4. The system according to claim 1, wherein said ambient audio comprises audio generated by members of an audience.

5. The system according to claim 1, wherein (i) said interface device is a smartphone and (ii) said user settings and said selection of one of said audio tracks are received by using a companion application.

6. The system according to claim 5, wherein said companion application is further configured to enable said user to (a) order tickets to an event and (b) buy concessions.

7. The system according to claim 1, wherein said interface device is implemented on each seat of a venue.

8. The system according to claim 1, wherein said interface device is implemented as part of said headphones.

9. The system according to claim 1, wherein said personalized audio track is customized for one of a plurality of attendees.

10. The system according to claim 9, wherein said personalized audio track is (i) unique if said plurality of attendees do not select said selected audio track with said user settings that are the same and (ii) not unique if one of said plurality of attendees selects said selected audio track with said user settings that are the same.

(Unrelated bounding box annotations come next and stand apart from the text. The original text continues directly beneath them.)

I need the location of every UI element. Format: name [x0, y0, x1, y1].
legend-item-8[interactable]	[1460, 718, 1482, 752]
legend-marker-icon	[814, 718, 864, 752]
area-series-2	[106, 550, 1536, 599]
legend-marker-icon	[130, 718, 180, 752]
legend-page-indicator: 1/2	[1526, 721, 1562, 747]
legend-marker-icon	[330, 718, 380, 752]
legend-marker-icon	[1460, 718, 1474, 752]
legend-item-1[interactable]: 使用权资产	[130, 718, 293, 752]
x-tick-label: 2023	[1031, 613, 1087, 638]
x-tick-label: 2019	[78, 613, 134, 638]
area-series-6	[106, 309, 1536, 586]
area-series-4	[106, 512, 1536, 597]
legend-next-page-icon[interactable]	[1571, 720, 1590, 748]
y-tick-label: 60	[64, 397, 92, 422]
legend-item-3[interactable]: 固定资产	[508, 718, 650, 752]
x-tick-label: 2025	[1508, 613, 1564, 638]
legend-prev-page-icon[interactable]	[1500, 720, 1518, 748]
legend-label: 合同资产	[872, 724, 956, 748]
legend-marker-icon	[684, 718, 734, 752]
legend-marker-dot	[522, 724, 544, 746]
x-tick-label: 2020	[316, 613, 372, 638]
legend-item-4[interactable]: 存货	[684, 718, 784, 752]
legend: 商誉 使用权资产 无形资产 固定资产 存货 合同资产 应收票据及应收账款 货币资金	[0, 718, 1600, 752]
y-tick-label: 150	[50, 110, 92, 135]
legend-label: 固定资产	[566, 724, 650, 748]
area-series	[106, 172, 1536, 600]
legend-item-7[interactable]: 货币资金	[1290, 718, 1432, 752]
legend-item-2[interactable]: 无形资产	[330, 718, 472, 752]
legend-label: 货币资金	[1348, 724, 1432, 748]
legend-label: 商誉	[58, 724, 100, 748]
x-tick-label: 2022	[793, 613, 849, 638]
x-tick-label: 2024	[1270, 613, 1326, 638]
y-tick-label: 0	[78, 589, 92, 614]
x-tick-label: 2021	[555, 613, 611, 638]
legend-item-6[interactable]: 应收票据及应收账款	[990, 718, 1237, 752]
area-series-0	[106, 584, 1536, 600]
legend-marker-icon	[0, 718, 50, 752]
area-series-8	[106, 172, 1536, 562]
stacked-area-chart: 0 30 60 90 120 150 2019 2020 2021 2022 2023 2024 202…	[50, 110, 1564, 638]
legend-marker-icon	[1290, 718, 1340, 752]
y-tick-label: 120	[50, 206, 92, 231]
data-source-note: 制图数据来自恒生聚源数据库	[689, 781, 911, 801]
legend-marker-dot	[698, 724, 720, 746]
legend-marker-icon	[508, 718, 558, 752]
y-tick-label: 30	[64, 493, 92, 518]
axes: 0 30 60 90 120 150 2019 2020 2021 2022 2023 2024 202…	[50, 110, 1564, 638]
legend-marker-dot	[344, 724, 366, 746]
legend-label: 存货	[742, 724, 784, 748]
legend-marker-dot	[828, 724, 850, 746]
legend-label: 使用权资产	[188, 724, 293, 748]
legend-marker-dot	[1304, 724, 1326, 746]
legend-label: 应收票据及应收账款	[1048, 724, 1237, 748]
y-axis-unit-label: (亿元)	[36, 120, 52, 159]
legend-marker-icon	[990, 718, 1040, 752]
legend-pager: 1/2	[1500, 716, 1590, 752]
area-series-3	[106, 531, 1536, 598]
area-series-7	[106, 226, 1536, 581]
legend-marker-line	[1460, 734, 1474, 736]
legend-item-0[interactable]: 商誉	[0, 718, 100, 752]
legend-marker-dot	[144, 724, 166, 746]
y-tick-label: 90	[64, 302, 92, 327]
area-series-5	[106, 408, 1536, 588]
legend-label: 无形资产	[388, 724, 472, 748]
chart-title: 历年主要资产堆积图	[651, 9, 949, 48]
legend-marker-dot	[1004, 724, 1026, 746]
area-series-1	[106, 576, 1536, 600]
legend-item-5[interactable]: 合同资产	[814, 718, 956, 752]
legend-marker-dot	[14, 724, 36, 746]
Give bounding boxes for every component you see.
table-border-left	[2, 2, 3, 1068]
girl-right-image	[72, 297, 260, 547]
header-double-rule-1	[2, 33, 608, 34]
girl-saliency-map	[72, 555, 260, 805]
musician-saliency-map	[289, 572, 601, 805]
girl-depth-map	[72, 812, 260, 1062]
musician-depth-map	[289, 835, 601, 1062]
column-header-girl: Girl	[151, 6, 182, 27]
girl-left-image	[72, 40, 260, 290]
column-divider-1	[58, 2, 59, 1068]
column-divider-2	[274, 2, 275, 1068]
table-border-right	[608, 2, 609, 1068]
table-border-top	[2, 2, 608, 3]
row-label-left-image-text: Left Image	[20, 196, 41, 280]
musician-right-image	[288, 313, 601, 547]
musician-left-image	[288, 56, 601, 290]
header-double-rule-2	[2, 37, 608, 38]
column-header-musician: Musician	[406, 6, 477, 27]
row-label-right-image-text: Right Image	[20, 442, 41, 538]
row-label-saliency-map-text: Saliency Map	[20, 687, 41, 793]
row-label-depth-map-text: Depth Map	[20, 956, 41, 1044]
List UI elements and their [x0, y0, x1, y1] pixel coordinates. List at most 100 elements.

11. The system according to claim 1, wherein said user settings comprise at least one of a volume level, volume levels for particular audio frequencies, audio levels, a profanity filter and sound filters.

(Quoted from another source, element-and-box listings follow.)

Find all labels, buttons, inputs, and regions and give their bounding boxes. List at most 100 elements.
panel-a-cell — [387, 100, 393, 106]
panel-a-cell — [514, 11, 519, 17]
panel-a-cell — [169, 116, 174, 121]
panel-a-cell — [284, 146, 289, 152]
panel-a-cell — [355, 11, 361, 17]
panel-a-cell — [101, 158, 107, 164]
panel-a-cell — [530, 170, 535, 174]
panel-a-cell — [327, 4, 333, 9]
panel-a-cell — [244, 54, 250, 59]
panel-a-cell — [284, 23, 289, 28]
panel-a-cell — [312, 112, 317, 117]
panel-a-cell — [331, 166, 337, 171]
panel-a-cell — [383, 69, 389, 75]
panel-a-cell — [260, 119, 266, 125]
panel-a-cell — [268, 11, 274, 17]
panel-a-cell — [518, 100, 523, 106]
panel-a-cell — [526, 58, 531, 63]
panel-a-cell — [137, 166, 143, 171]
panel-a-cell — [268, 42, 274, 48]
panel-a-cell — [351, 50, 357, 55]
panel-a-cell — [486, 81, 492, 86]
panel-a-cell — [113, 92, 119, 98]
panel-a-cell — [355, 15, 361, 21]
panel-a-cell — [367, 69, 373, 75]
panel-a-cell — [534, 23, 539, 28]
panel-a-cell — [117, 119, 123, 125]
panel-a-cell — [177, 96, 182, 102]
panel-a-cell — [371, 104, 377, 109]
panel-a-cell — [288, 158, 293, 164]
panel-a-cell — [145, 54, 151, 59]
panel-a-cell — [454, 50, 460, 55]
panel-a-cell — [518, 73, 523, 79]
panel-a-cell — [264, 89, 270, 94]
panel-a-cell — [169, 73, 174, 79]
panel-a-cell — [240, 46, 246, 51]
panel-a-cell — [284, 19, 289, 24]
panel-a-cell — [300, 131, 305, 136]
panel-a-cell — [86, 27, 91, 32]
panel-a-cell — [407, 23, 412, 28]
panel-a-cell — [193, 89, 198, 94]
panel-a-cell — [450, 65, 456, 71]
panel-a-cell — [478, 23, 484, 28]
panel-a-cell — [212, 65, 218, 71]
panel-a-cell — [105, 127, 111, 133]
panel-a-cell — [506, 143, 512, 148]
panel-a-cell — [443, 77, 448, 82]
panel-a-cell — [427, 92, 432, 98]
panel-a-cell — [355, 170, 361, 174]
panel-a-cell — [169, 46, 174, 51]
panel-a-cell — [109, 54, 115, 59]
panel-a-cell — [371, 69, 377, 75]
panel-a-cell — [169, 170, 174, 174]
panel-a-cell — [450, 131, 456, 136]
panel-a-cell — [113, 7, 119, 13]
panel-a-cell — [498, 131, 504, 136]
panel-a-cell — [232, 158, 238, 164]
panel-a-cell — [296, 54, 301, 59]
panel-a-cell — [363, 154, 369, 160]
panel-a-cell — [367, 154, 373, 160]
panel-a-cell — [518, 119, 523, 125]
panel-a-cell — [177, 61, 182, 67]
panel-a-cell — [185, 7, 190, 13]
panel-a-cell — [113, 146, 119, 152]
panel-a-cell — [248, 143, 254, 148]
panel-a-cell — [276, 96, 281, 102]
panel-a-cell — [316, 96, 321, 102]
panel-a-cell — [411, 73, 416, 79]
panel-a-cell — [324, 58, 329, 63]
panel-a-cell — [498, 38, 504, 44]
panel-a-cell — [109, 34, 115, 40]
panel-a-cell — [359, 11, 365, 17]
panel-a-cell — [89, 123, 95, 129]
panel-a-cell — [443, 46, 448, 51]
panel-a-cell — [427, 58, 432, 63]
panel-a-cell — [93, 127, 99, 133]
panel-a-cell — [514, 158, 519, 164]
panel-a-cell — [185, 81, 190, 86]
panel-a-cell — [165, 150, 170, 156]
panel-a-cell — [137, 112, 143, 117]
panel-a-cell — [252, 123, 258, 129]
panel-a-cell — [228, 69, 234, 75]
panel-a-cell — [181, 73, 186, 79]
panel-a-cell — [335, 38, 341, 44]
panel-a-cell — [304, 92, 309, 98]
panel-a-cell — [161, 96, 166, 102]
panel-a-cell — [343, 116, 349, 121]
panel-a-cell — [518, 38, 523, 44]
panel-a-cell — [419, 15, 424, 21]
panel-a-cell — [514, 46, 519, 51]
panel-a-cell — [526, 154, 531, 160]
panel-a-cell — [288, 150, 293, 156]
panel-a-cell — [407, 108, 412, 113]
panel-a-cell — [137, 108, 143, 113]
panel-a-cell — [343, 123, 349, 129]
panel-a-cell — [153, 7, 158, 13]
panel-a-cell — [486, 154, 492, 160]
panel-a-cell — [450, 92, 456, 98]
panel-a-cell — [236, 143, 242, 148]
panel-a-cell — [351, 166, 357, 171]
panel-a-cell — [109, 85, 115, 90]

12. The system according to claim 1, wherein said user settings comprise options for dubbing over profanity of said selected audio track.

13. The system according to claim 1, wherein said user settings comprise options for adjusting audio levels for each instrument for a live musical event.

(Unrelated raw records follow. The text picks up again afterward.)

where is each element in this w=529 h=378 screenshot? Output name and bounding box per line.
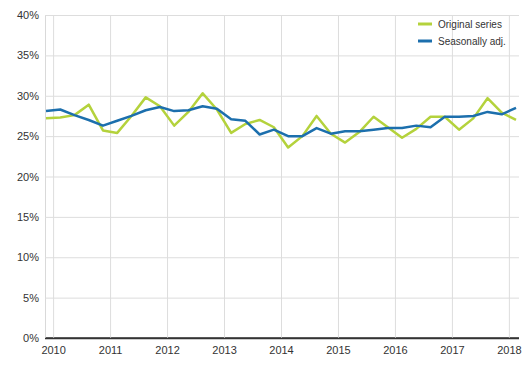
legend-label: Seasonally adj. [438, 36, 506, 47]
y-tick: 5% [23, 292, 519, 304]
y-tick-label: 40% [17, 9, 39, 21]
y-tick: 15% [17, 211, 519, 223]
y-grid-line [45, 298, 519, 299]
y-tick: 20% [17, 171, 519, 183]
y-grid-line [45, 217, 519, 218]
x-tick: 2016 [383, 15, 407, 356]
y-grid-line [45, 338, 519, 340]
series-line [46, 93, 516, 147]
x-tick: 2012 [155, 15, 179, 356]
y-axis-line [46, 16, 520, 339]
y-tick-label: 20% [17, 171, 39, 183]
legend: Original series Seasonally adj. [418, 19, 506, 47]
y-tick: 10% [17, 251, 519, 263]
y-tick-label: 30% [17, 90, 39, 102]
x-tick: 2011 [99, 15, 123, 356]
series-line [46, 106, 516, 136]
legend-label: Original series [438, 19, 502, 30]
x-tick-label: 2014 [269, 344, 293, 356]
y-tick-label: 25% [17, 130, 39, 142]
y-grid-line [45, 257, 519, 258]
chart: 2010 2011 2012 2013 2014 2015 2016 2017 2018 0% 5%… [0, 0, 529, 378]
x-axis: 2010 2011 2012 2013 2014 2015 2016 2017 2018 [41, 15, 521, 356]
y-axis: 0% 5% 10% 15% 20% 25% 30% 35% 40% [17, 9, 519, 344]
x-tick: 2017 [440, 15, 464, 356]
y-tick-label: 0% [23, 332, 39, 344]
y-grid-line [45, 96, 519, 97]
y-grid-line [45, 15, 519, 16]
x-tick-label: 2018 [497, 344, 521, 356]
x-tick: 2018 [497, 15, 521, 356]
y-tick-label: 10% [17, 251, 39, 263]
x-tick-label: 2013 [212, 344, 236, 356]
x-tick: 2013 [212, 15, 236, 356]
x-tick-label: 2016 [383, 344, 407, 356]
y-tick-label: 15% [17, 211, 39, 223]
y-grid-line [45, 177, 519, 178]
y-tick: 35% [17, 49, 519, 61]
y-tick-label: 35% [17, 49, 39, 61]
plot-area [46, 93, 516, 147]
y-tick-label: 5% [23, 292, 39, 304]
x-tick-label: 2011 [99, 344, 123, 356]
legend-swatch [418, 40, 432, 43]
x-tick-label: 2012 [155, 344, 179, 356]
x-tick-label: 2010 [41, 344, 65, 356]
y-tick: 30% [17, 90, 519, 102]
x-tick: 2015 [326, 15, 350, 356]
x-tick: 2014 [269, 15, 293, 356]
x-tick-label: 2017 [440, 344, 464, 356]
x-tick-label: 2015 [326, 344, 350, 356]
y-grid-line [45, 55, 519, 56]
y-tick: 0% [23, 332, 519, 344]
legend-swatch [418, 23, 432, 26]
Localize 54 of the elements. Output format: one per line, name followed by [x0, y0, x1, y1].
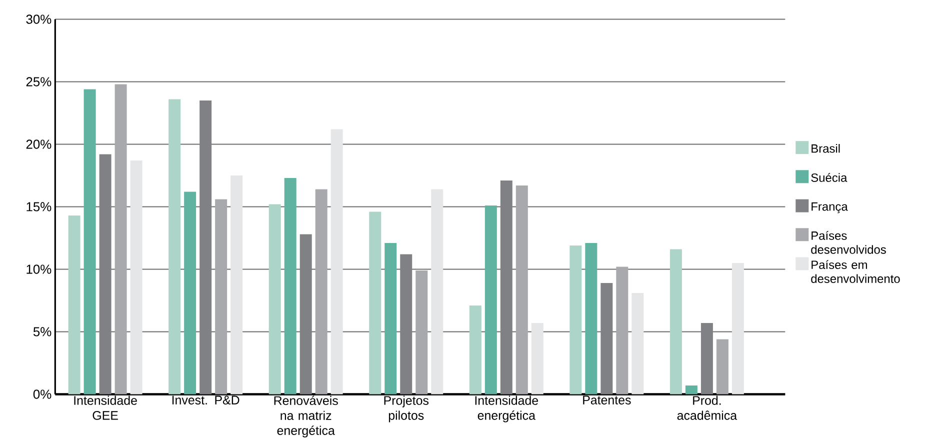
bar	[99, 154, 112, 394]
bar	[700, 322, 713, 394]
bar	[300, 234, 312, 394]
bar	[516, 185, 528, 394]
bar	[632, 292, 644, 394]
bar	[685, 385, 698, 394]
bar	[230, 175, 243, 394]
bar	[716, 339, 728, 394]
y-tick-label: 30%	[26, 14, 52, 24]
legend-label: Suécia	[811, 172, 848, 182]
bar	[416, 270, 428, 394]
bar	[616, 266, 628, 394]
bar	[200, 100, 212, 394]
bar	[68, 215, 80, 394]
bar	[670, 249, 682, 394]
bar	[315, 189, 328, 394]
bar	[585, 242, 598, 394]
bar	[268, 204, 281, 394]
bar	[600, 282, 613, 394]
legend-label: Brasil	[812, 144, 840, 153]
y-tick-label: 10%	[26, 264, 52, 274]
x-tick-label: Invest. P&D	[172, 396, 240, 404]
x-tick-label: Patentes	[583, 396, 631, 404]
x-tick-label: Prod. acadêmica	[677, 396, 738, 420]
bar	[369, 212, 382, 394]
bar	[184, 192, 196, 394]
x-tick-label: Intensidade GEE	[74, 396, 137, 420]
bar	[732, 262, 744, 394]
y-tick-label: 20%	[26, 140, 52, 149]
bar	[500, 180, 512, 394]
bar	[130, 160, 142, 394]
y-tick-label: 0%	[33, 390, 52, 399]
x-tick-label: Projetos pilotos	[384, 396, 429, 422]
bar	[215, 199, 228, 394]
x-tick-label: Intensidade energética	[475, 396, 538, 422]
bar	[570, 245, 582, 394]
bar	[330, 129, 343, 394]
bar	[400, 254, 412, 394]
bar	[284, 178, 296, 394]
bar	[84, 89, 96, 394]
y-tick-label: 25%	[26, 77, 52, 86]
bar	[484, 205, 497, 394]
x-tick-label: Renováveis na matriz energética	[274, 396, 338, 438]
y-tick-label: 15%	[26, 202, 52, 212]
bar	[531, 322, 544, 394]
bar	[431, 189, 444, 394]
legend-label: França	[812, 202, 848, 214]
bar	[114, 84, 127, 394]
legend-label: Países em desenvolvimento	[811, 260, 900, 283]
bar	[168, 99, 181, 394]
y-tick-label: 5%	[33, 327, 52, 336]
bar	[469, 305, 482, 394]
bar	[384, 242, 397, 394]
legend-label: Países desenvolvidos	[811, 230, 886, 254]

14. The system according to claim 1, wherein said headphones are configured to connect wirelessly to said audio broadcast device.

15. The system according to claim 1, wherein (i) said system is implemented at an entertainment venue, (ii) said entertainment venue comprises a plurality of seats and (iii) each of said seats comprises a connection to said audio broadcast device for said headphones.

16. The system according to claim 1, wherein said audio input device and said wireless communication module are configured to enable said user to speak to said second user via said headphones based on said orientation of said headphones.

17. The system according to claim 16, wherein said speech audio from said second user is (a) said ambient audio cancelled by said noise cancellation if said orientation of said headphones worn by said second user does not correspond to facing a direction of said user and (b) played back by said headphones of said user if said orientation of said headphones worn by said second user corresponds to facing said direction of said user.

18. A system comprising:

an audio broadcast device configured to generate a plurality of audio tracks;

headphones configured to (i) perform noise cancellation of ambient audio, (ii) decode one of said plurality of audio tracks selected by a user and (iii) playback a personalized audio track in response to (a) said selected audio track and (b) user settings; and

an interface device configured to (i) receive said user settings and (ii) enable said user to select one of said audio tracks, wherein

said headphones receive said selected audio track from said audio broadcast device in response to said selection using said interface,

said user settings are applied to said selected audio track to generate said personalized audio track, and

said interface device comprises a smartphone configured to execute computer readable instructions for running a companion application and (ii) said companion application is configured to (a) receive information about said selected audio track of each of a plurality of attendees of a venue and (b) generate a seating chart graphic comprising information about said selected audio track of each of said plurality of attendees.

19. The system according to claim 18, wherein said information indicates (a) a language of said selected audio track for each of said plurality of attendees and (b) a seat location that corresponds to said language of said selected audio track.

20. The system according to claim 18, wherein (i) said plurality of audio tracks are synchronized to a video and (ii) said plurality of audio tracks each comprise a different language track for said video.